カトリックとプロテスタントの風俗史/『宗教改革の真実 カトリックとプロテスタントの社会史』永田諒一


 歴史は海のうねりのようにゆっくりと動く。劇的な変化もよく目を凝らして見れば、長期間にわたって圧力や負荷に覆われていることがわかる。小事が積もり積もって大事へ至る。


 中世の宗教改革を社会史の観点から読み解いている。


 宗教改革と宗派対立の時代とされるこの16世紀と17世紀の前半は、最近の研究成果によれば、実は宗教観だけでなく、社会のどの局面をみても、中世と近代の境目に位置する重要な時期であったといわれる。


【『宗教改革の真実 カトリックとプロテスタントの社会史』永田諒一(講談社現代新書、2004年)以下同】


 ところが、社会史はこれ(※歴史学)に対抗する形で社会の全体、あるいは中下層に焦点をあわせ、また、100年も200年も変わらない制度、習慣、ものの考え方に注目する。


 歴史学とは権力の変遷に光を当てたものなのだろう。支配、統治の関係性および社会性がテーマだ。軍事・経済が中心となるのは言わずもがな。

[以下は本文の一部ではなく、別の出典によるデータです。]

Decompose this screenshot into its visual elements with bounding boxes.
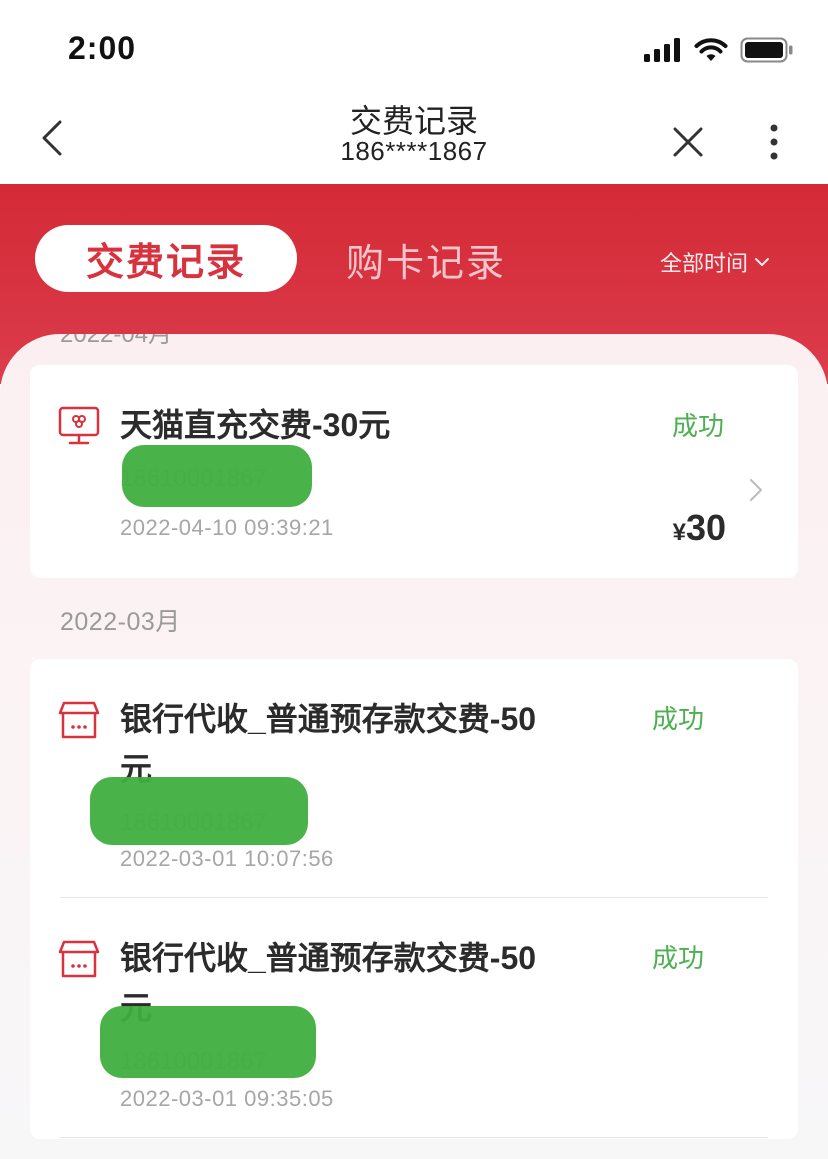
redaction-mark — [100, 1006, 316, 1078]
status-time: 2:00 — [68, 30, 137, 66]
record-title-line1: 银行代收_普通预存款交费-50 — [120, 701, 537, 737]
more-icon[interactable] — [760, 122, 788, 162]
month-header: 2022-03月 — [60, 608, 181, 636]
month-header-peek: 2022-04月 — [60, 334, 173, 348]
time-filter-dropdown[interactable]: 全部时间 — [660, 246, 770, 278]
chevron-right-icon[interactable] — [746, 475, 766, 505]
record-status: 成功 — [672, 411, 725, 441]
tab-card-purchase-records[interactable]: 购卡记录 — [346, 232, 506, 287]
record-card: 银行代收_普通预存款交费-50 元 成功 18610001867 2022-03… — [30, 659, 798, 1139]
redaction-mark — [122, 445, 312, 507]
record-card: 天猫直充交费-30元 成功 18610001867 2022-04-10 09:… — [30, 365, 798, 578]
redaction-mark — [90, 777, 308, 845]
record-item[interactable]: 银行代收_普通预存款交费-50 元 成功 18610001867 2022-03… — [30, 898, 798, 1139]
record-time: 2022-03-01 09:35:05 — [120, 1086, 334, 1111]
store-icon — [58, 940, 100, 978]
wifi-icon — [694, 38, 728, 61]
records-list: 2022-04月 天猫直充交费-30元 成功 18610001867 2022-… — [0, 334, 828, 1159]
tab-payment-records[interactable]: 交费记录 — [35, 225, 297, 292]
signal-icon — [644, 38, 680, 62]
record-status: 成功 — [652, 704, 705, 734]
close-icon[interactable] — [670, 124, 706, 160]
record-time: 2022-04-10 09:39:21 — [120, 515, 334, 540]
store-icon — [58, 701, 100, 739]
divider — [60, 1137, 768, 1138]
record-time: 2022-03-01 10:07:56 — [120, 846, 334, 871]
record-amount: ¥30 — [673, 507, 726, 549]
record-title-line1: 银行代收_普通预存款交费-50 — [120, 940, 537, 976]
record-title: 天猫直充交费-30元 — [120, 407, 391, 443]
time-filter-label: 全部时间 — [660, 251, 749, 276]
record-item[interactable]: 银行代收_普通预存款交费-50 元 成功 18610001867 2022-03… — [30, 659, 798, 897]
battery-icon — [740, 37, 793, 63]
chevron-down-icon — [755, 258, 770, 266]
status-icons — [644, 36, 794, 64]
record-item[interactable]: 天猫直充交费-30元 成功 18610001867 2022-04-10 09:… — [30, 365, 798, 578]
status-bar: 2:00 — [0, 0, 828, 94]
monitor-icon — [58, 406, 100, 445]
nav-bar: 交费记录 186****1867 — [0, 94, 828, 184]
record-status: 成功 — [652, 943, 705, 973]
currency-symbol: ¥ — [672, 519, 686, 546]
amount-value: 30 — [685, 507, 726, 548]
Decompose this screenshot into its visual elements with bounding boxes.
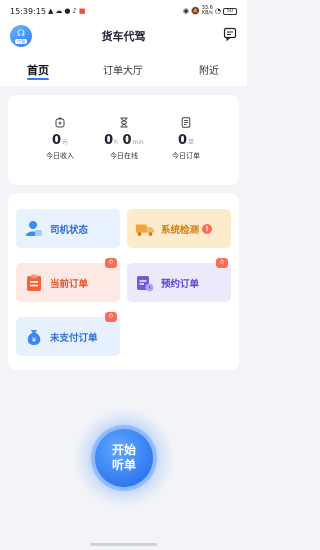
app-notification-icon: ■ xyxy=(78,7,86,15)
unpaid-orders-button[interactable]: ¥ 未支付订单 0 xyxy=(16,312,120,356)
clipboard-icon xyxy=(24,273,44,293)
wallet-icon xyxy=(55,117,65,128)
income-value: 0 xyxy=(51,133,62,148)
income-value-row: 0元 xyxy=(30,133,90,148)
driver-icon xyxy=(24,219,44,239)
stats-card: 0元 今日收入 0h 0min 今日在线 0单 今日订单 xyxy=(8,95,239,185)
reserved-orders-button[interactable]: 预约订单 0 xyxy=(127,258,231,302)
truck-icon xyxy=(135,219,155,239)
battery-icon: 50 xyxy=(223,7,237,15)
location-icon: ◉ xyxy=(182,7,190,15)
unpaid-orders-label: 未支付订单 xyxy=(50,332,98,344)
calendar-clock-icon xyxy=(135,273,155,293)
battery-level: 50 xyxy=(226,7,234,14)
money-bag-icon: ¥ xyxy=(24,327,44,347)
tab-bar: 首页 订单大厅 附近 xyxy=(0,56,247,86)
tab-active-indicator xyxy=(27,78,49,80)
orders-value-row: 0单 xyxy=(156,133,216,148)
svg-text:¥: ¥ xyxy=(32,336,37,344)
tab-nearby-label: 附近 xyxy=(199,66,219,77)
signal-icon: ▲ xyxy=(47,7,54,15)
online-hours-unit: h xyxy=(114,139,118,146)
status-bar-left: 15:39:15 ▲ ☁ ● ♪ ■ xyxy=(10,7,86,16)
income-label: 今日收入 xyxy=(46,152,74,160)
orders-label: 今日订单 xyxy=(172,152,200,160)
online-minutes: 0 xyxy=(122,133,132,148)
wifi-icon: ◔ xyxy=(214,7,221,15)
page-title: 货车代驾 xyxy=(101,30,146,43)
message-icon[interactable] xyxy=(223,27,237,41)
current-orders-label: 当前订单 xyxy=(50,278,89,290)
start-button-line1: 开始 xyxy=(111,443,136,457)
gesture-nav-bar[interactable] xyxy=(90,543,157,546)
weather-icon: ☁ xyxy=(55,7,63,15)
stat-income: 0元 今日收入 xyxy=(30,117,90,161)
current-orders-button[interactable]: 当前订单 0 xyxy=(16,258,120,302)
online-value-row: 0h 0min xyxy=(94,133,154,148)
status-bar: 15:39:15 ▲ ☁ ● ♪ ■ ◉ 🔕 33.6 KB/s ◔ 50 xyxy=(0,0,247,22)
mute-icon: 🔕 xyxy=(191,7,200,15)
online-hours: 0 xyxy=(104,133,114,148)
app-header: ☊ 代驾 货车代驾 xyxy=(0,22,247,56)
start-button-line2: 听单 xyxy=(111,458,136,472)
income-unit: 元 xyxy=(62,139,69,146)
start-listening-button[interactable]: 开始 听单 xyxy=(95,429,153,487)
status-bar-right: ◉ 🔕 33.6 KB/s ◔ 50 xyxy=(183,6,237,16)
tab-order-hall[interactable]: 订单大厅 xyxy=(103,62,143,77)
tab-nearby[interactable]: 附近 xyxy=(199,62,219,77)
unpaid-orders-badge: 0 xyxy=(105,312,117,322)
system-check-label: 系统检测 xyxy=(161,224,200,236)
tab-order-hall-label: 订单大厅 xyxy=(103,66,143,77)
network-speed-unit: KB/s xyxy=(201,10,213,16)
reserved-orders-label: 预约订单 xyxy=(161,278,200,290)
online-label: 今日在线 xyxy=(110,152,138,160)
driver-status-button[interactable]: 司机状态 xyxy=(16,209,120,248)
online-minutes-unit: min xyxy=(132,139,144,146)
function-menu-card: 司机状态 系统检测 ! 当前订单 0 预约订单 0 ¥ 未支付订单 0 xyxy=(8,193,239,370)
driver-status-label: 司机状态 xyxy=(50,224,89,236)
hourglass-icon xyxy=(120,117,128,128)
stat-online: 0h 0min 今日在线 xyxy=(94,117,154,161)
reserved-orders-badge: 0 xyxy=(216,258,228,268)
system-check-button[interactable]: 系统检测 ! xyxy=(127,209,231,248)
orders-unit: 单 xyxy=(188,139,195,146)
status-time: 15:39:15 xyxy=(10,6,46,16)
current-orders-badge: 0 xyxy=(105,258,117,268)
stat-orders: 0单 今日订单 xyxy=(156,117,216,161)
system-alert-badge: ! xyxy=(202,223,213,234)
tab-home-label: 首页 xyxy=(27,64,49,77)
notification-icon: ● xyxy=(64,7,71,15)
tab-home[interactable]: 首页 xyxy=(27,62,49,80)
orders-value: 0 xyxy=(177,133,188,148)
document-icon xyxy=(181,117,191,128)
music-icon: ♪ xyxy=(72,7,77,15)
network-speed: 33.6 KB/s xyxy=(202,6,213,16)
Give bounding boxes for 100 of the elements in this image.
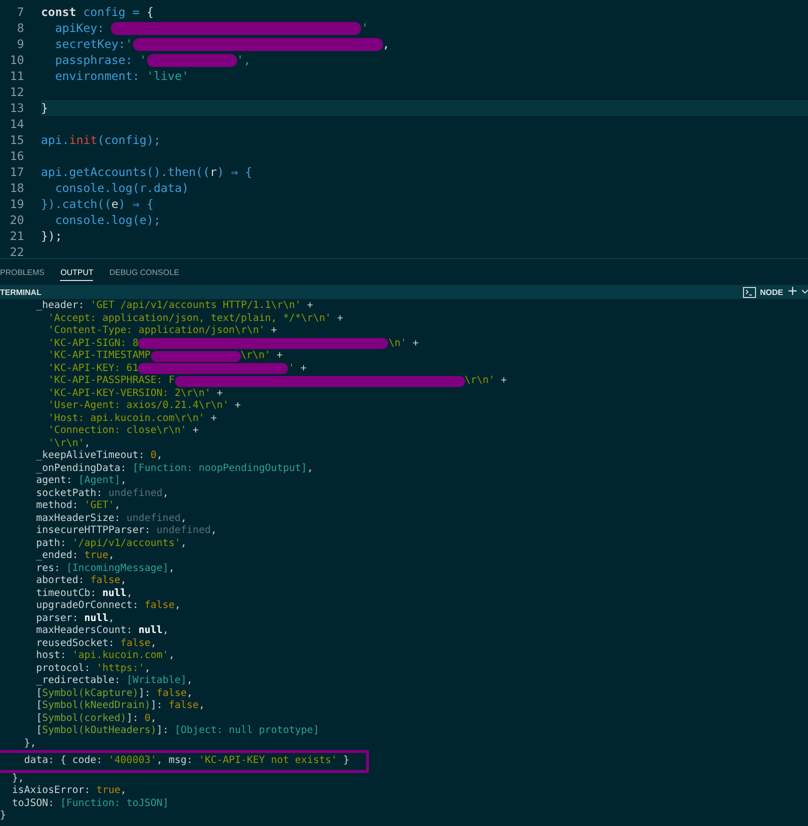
output-token: upgradeOrConnect: (35, 600, 140, 612)
output-token: maxHeadersCount: (35, 625, 134, 638)
output-token: , (114, 500, 120, 512)
output-token: , (126, 588, 132, 600)
output-token: undefined (156, 525, 211, 538)
output-token: 'Connection: close\r\n' (47, 425, 187, 438)
terminal-title: TERMINAL (0, 288, 42, 296)
output-token: , (198, 700, 205, 712)
output-token: 'KC-API-KEY not exists' (198, 755, 338, 768)
output-token: aborted: (35, 575, 86, 588)
output-token: timeoutCb: (35, 588, 98, 600)
output-token: 'KC-API-PASSPHRASE: F (47, 375, 175, 388)
line-number: 19 (8, 196, 24, 212)
output-token: 'Host: api.kucoin.com\r\n' (47, 412, 205, 425)
output-token: , (174, 600, 181, 612)
line-number: 13 (8, 100, 24, 116)
output-token: , (150, 638, 157, 650)
output-token: , (120, 785, 126, 798)
output-token: , (162, 488, 169, 500)
output-token: , (108, 612, 114, 625)
output-token: [ (35, 712, 42, 725)
panel-tab[interactable]: DEBUG CONSOLE (109, 264, 180, 280)
output-token: false (120, 638, 151, 650)
output-token: 'Content-Type: application/json\r\n' (47, 325, 265, 338)
output-token: null (102, 588, 126, 600)
terminal-icon[interactable] (742, 286, 756, 298)
line-number: 9 (16, 36, 24, 52)
output-token: , (180, 538, 187, 550)
output-token: + (234, 400, 241, 412)
output-token: false (168, 700, 199, 712)
output-token: , (120, 575, 126, 588)
line-number: 12 (8, 84, 24, 100)
output-token: 0 (150, 450, 157, 462)
output-token: , (168, 562, 175, 575)
output-token: , (168, 650, 175, 662)
line-number: 17 (8, 164, 24, 180)
code-token: console.log(e); (54, 212, 161, 228)
output-token: _keepAliveTimeout: (35, 450, 146, 462)
output-token: [ (35, 700, 42, 712)
output-token: [Function: toJSON] (60, 798, 169, 810)
output-token: res: (35, 562, 62, 575)
code-token: api. (41, 132, 70, 148)
output-token: , (108, 550, 114, 562)
output-token: '\r\n' (47, 438, 84, 450)
output-token: true (84, 550, 108, 562)
output-token: ]: (156, 725, 170, 738)
output-token: , (162, 625, 169, 638)
code-token: passphrase: (54, 52, 134, 68)
code-token: , (382, 36, 390, 52)
output-token: 'GET' (84, 500, 114, 512)
code-token: secretKey: (54, 36, 126, 52)
code-token: ' (125, 36, 132, 52)
output-token: , (180, 512, 187, 525)
output-token: + (500, 375, 507, 388)
output-token: _redirectable: (35, 675, 122, 688)
output-token: }, (23, 738, 36, 750)
output-token: [Object: null prototype] (174, 725, 320, 738)
output-token: [IncomingMessage] (66, 562, 169, 575)
output-token: false (144, 600, 175, 612)
output-token: [Function: noopPendingOutput] (132, 462, 308, 475)
output-token: + (276, 350, 283, 362)
add-terminal-button[interactable]: + (787, 286, 798, 298)
output-token: Symbol(kCapture) (42, 688, 138, 700)
code-token: { (146, 4, 154, 20)
output-token: , (210, 525, 217, 538)
output-token: true (96, 785, 120, 798)
shell-name[interactable]: NODE (760, 288, 784, 296)
code-token: config = (82, 4, 141, 20)
code-token: environment: (54, 68, 141, 84)
output-token: 'KC-API-SIGN: 8 (47, 338, 138, 350)
output-token: false (156, 688, 187, 700)
output-token: + (192, 425, 199, 438)
output-token: host: (35, 650, 68, 662)
code-token: } (41, 100, 48, 116)
output-token: + (300, 362, 307, 375)
code-token: (config); (97, 132, 161, 148)
output-token: }, (11, 772, 24, 785)
output-token: \r\n' (464, 375, 495, 388)
output-token: [Writable] (126, 675, 187, 688)
output-token: ]: (150, 700, 164, 712)
output-token: 0 (144, 712, 151, 725)
output-token: '/api/v1/accounts' (72, 538, 181, 550)
panel-tab[interactable]: OUTPUT (60, 264, 94, 280)
code-token: console.log(r.data) (54, 180, 189, 196)
code-token: ' (361, 20, 368, 36)
line-number: 14 (8, 116, 24, 132)
line-number: 11 (8, 68, 24, 84)
code-token: ' (140, 52, 147, 68)
output-token: ]: (138, 688, 152, 700)
panel-tab[interactable]: PROBLEMS (0, 264, 44, 280)
output-token: + (210, 412, 217, 425)
output-token: method: (35, 500, 80, 512)
output-token: , (150, 712, 157, 725)
output-token: maxHeaderSize: (35, 512, 122, 525)
line-number: 20 (8, 212, 24, 228)
line-number: 15 (8, 132, 24, 148)
output-token: , (186, 675, 193, 688)
output-token: , (144, 662, 151, 675)
code-token: r (210, 164, 217, 180)
output-token: data: { code: (23, 755, 104, 768)
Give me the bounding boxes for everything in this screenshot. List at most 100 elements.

 歴史学を氷山とするなら、社会史は氷山に該当するのだろう。多分。あるいは鍋底か。


 試みとしては興味深いのだが、如何せん面白くなかった。悪い意味での教科書本といっておこう。大きなテーマを欠いているようにも感じた次第だ。


 宗教改革はどのように展開したか──


 とりわけ宗教改革派は、活版印刷術を用いて安価で大量の宣伝パンフレットを流布させ、ひとびとの支持を獲得するとともに、自らの勢力基盤を確立した。「活版印刷術なくして宗教改革なし」といわれるゆえんである。宗教改革は、印刷物というマスメディアを用いた、歴史上最初の思想宣伝運動であった。


 何とプロパガンダ工作によってであった。現代においては新聞・テレビ・週刊誌が衣鉢(いはつ)を継いでいる。戦略的布教、あるいは洗脳、または詐欺。メディアよ、汝を嘘と名づけよう。思想宣伝が出版によって行われているのは現代でも同様だ。


 この時代の識字率がどの程度であったか触れられていないが、いずれにせよパンフレットが紙つぶてとなって時代を揺り動かしたのだ。当然何らかの衝撃が走ったわけで、キリスト教社会において神を再確認せざるを得なくなるような発見があったはずだ。パラダイムシフト。


 例えば、一般信徒は、聖書の教えを聖職者から口頭で聞き学ぶべきで、自ら聖書を読む必要はない、あるいは、読んではならないとされていた。ラテン語で書かれた聖書は、聖職者たちが占有する門外不出の聖典であり、それを各地域の言葉に翻訳することは固く禁じられていた。(中略)ラテン語の聖書を自分たちの日常の言語に翻訳する試みも行われたが、そのような行為をするひとびとは異端として弾劾された。


 教会や寺院は必ず閉ざされてゆく。ヒエラルキーの頂点を高くしようと目論んで必ず失敗する。信仰にありがたみという付加価値をつけようとしてインチキを行う。その動機は金と名誉。


 門外不出、禁コピー、マル秘──結局、権力とは情報へのアクセス権限であることが理解できよう。「お前は知る必要がない」ってわけだよ。内容はどうでもいい。人々が知らない情報を自分が知っているというだけで欲望を満たすことが可能だ。


 当然のようにダブルスタンダードとなる。本音と建て前、隠された意図が知る者と知らざる者との懸隔を築く。キリスト教はテキスト教でもある。だから教義という鋳型に無理矢理人間をはめ込もうとする。神のせいで人間は二次的な存在となり、現実世界は天国の下部構造へと格下げされる。そしてここが暴力の温床となるのだ。


 マルティン・ルター贖宥状(しょくゆうじょう)について「95ヶ条の論題」をもって質(ただ)した。彼は神学上の質問をしたにすぎなかった。だから神学上の根拠があるかどうかを問いかけただけであった。


 とりわけ、当時ドイツで販売されていた贖宥状は、買った当人だけでなく、別のひと、それもすでに死んで、ちょうど今煉獄で苦しんでいるひとにも有効と定められていた。

 この規定は、贖宥状の販売実績を飛躍的に伸ばすことになった。


 巧みなマーケティング戦略だ。悪知恵の見本。あの世にまで伸ばされる商いの手(笑)。教会の入り口では「おいでやす」と言っていたに違いない。


 一方で宗教改革という知的ムーブメントが台頭し、他方では魔女狩りの嵐が吹き荒れていた。ここを本当は掘り下げてもらいたかったんだよね。西洋の中世史ってのはさ、一言でいえば「言ってることとやっていることが違いすぎる」のよ。ま、二重人格だわな。


 勘案するに我々の社会のネットワーク環境は、歴史を動かし安くなっていることだろう。だからブログであろうとツイッターであろうと、自分が感じた何かを伝える営みが大切だ。たとえ文句や愚癡の類いであろうと、ある瞬間に燎原の火の如く広がる可能性がある。